Micro-Plaque Assay
Micro-Plaque Assay demonstrating plaquing of unique phages on a clinical P. aeruginosa isolate1.
Tech ID
20-045
Inventors
L. Burrows
A. Hynes
Z. Hosseinidoust
M. Surette
Patent Status
US Provisional Filed
Stage of Research
Proof of Principle Completed
Contact
Amy Hector
Business Development Manager
647-232-5550
Abstract
Plaque assays are powerful tools to reproducibly count bacteriophages (phages), distinguish between phages and other bactericidal entities, identify mixed populations of phages, enable the purification of phages, and quantify the bactericidal efficacy of a phage against its host. However, the plaque assay is laborious and not scalable, impacting fundamental research and the ability to leverage phages in therapeutic applications.
Researchers at McMaster have developed a micro-plaque assay that provides a scalable and efficient approach to isolating and characterizing multiple phages1.
Applications
- Rapid discovery of bacteriophages, including ones not detectable by traditional methods.

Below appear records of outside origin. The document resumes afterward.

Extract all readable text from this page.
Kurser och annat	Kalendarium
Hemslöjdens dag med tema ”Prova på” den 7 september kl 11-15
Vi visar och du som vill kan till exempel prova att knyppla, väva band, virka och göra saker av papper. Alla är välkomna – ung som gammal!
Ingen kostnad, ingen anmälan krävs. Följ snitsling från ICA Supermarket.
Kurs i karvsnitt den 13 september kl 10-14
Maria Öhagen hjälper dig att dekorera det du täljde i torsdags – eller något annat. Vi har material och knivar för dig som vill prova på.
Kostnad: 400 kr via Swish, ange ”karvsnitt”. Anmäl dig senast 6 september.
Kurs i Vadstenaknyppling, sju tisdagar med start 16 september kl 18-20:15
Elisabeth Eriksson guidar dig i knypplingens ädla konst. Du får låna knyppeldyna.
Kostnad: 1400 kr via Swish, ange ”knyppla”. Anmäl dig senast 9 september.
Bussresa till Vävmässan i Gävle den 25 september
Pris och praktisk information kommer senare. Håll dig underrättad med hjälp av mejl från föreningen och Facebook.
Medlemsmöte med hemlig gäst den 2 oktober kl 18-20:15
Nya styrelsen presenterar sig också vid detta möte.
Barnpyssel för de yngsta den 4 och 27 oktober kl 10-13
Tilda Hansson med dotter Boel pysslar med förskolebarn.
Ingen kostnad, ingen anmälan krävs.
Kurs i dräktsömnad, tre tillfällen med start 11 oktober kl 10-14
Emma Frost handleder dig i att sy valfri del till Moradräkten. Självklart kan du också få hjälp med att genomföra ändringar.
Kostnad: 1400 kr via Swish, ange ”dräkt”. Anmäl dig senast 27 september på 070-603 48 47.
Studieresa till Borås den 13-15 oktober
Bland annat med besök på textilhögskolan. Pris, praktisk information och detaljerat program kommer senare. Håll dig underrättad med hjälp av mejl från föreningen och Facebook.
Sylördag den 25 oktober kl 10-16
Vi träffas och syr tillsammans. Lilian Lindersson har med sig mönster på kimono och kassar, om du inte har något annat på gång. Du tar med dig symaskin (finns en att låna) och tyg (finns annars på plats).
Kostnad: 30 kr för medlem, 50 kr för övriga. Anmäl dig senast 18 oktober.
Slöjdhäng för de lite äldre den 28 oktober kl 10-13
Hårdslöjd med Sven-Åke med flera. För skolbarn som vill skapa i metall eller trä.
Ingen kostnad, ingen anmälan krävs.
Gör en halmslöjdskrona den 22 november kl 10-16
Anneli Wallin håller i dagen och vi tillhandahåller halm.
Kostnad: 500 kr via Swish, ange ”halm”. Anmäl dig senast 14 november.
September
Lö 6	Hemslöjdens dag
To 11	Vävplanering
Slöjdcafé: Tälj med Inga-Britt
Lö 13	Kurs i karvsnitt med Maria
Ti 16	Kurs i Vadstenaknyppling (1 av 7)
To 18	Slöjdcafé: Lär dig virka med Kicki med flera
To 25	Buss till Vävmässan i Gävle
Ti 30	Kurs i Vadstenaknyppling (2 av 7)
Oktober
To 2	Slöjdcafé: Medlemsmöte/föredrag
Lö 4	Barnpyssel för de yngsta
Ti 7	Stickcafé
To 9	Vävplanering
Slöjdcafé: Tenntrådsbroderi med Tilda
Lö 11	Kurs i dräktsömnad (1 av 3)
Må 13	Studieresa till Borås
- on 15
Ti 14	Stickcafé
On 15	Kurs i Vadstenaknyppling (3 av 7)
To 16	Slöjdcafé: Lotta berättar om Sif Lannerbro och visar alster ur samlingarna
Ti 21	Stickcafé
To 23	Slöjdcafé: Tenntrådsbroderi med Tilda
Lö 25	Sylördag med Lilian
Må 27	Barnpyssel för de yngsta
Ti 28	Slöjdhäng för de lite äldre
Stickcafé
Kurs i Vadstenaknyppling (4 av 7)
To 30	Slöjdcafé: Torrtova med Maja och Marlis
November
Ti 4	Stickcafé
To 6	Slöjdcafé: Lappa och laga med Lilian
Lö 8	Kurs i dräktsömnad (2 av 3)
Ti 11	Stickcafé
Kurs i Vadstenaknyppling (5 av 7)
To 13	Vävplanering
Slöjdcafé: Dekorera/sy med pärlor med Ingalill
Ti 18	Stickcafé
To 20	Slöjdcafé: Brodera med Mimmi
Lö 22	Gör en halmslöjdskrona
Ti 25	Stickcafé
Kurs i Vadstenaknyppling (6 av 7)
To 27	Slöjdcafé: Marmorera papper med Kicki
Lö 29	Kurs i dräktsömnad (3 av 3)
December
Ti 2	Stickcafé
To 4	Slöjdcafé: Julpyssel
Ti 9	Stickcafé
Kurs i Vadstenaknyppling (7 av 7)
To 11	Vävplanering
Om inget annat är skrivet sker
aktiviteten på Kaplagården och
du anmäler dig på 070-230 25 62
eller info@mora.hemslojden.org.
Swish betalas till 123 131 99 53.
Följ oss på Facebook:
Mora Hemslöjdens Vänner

- Quantified typing of bacteriophages to distinguish between unique phages and identify routes for application.
- Quantified profiling of phage sensitivity to bacterial isolates in clinically relevant contexts, to identify phages that could serve as treatment options.
- Optimization of bacterial libraries for phage capture and discriminatory power.
Advantages
- High-throughput phage isolation on large libraries of ‘bait’ bacteria, without background noise from endogenous viruses.
- Efficiently characterize phages.
- Use well-characterized phages to rapidly generate a quantitative phage sensitivity profile for a single bacterial isolate under conditions that mimic in vivo or in situ sites where the phage might be applied, to identify optimal phage candidates across a large library.